We know from last year that there’s value in conducting year-round outreach, but engaging consumers who are eligible for an SEP is still a challenge. Because most SEPs offer only a relatively short window for enrollment, there’s less time for sustained follow up (which has proved critical to seeing a consumer through the enrollment process), and the pool of consumers who qualify is much smaller. But the tax-filing SEP differs from other SEPs in that it has a universal end date of April 30 – and we know from our research that consumers are motivated by deadlines. Consumers meeting the requirements for the SEP have until April 30 to get covered for the year and avoid another full fine on their taxes next year. After that, the fine increases significantly to $325 per person or 2 percent of household income above the tax filing threshold.

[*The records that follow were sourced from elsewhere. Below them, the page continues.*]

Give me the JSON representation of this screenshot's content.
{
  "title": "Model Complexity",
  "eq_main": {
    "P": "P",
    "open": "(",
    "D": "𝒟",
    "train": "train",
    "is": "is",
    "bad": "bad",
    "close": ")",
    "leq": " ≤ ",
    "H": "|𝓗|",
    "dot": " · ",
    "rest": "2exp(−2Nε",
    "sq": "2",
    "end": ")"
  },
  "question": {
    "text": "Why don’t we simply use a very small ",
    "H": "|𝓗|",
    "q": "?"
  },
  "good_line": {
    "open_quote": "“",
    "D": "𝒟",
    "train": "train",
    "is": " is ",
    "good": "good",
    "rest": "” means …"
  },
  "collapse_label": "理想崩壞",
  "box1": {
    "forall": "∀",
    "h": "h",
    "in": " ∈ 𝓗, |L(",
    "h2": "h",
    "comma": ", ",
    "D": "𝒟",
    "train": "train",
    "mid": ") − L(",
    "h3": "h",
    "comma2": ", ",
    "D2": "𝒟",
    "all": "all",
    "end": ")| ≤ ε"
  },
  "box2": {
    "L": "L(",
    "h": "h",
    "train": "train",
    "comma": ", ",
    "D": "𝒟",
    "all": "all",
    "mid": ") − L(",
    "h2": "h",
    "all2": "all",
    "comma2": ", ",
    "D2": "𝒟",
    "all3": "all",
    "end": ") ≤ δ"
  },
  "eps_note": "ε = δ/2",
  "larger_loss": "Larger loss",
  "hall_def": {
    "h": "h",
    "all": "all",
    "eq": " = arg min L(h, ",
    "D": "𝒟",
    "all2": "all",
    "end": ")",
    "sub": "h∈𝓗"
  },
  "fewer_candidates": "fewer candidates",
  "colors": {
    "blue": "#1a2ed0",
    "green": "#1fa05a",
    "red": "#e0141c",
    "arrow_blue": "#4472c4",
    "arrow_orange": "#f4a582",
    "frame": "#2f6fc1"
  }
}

While the total number of people who enroll during the tax filing SEP remains to be seen, this tax season is a valuable opportunity for us to learn how the tax implications of the law are motivating consumers. We already know from our research and hundreds of thousands of direct conversations that consumers really want coverage (the carrot) and are excited to find out that financial help is available to help them afford a plan. The information we gather during this special enrollment period will go a long way towards telling us how best to include factual information about the fine (the stick) in that message as well. We’re taking close notes and are excited to glean insights to share with our partners so the enrollment coalition can best utilize the tax filing moment for enrollment gains in the future.


Anne Filipic is the president of Enroll America.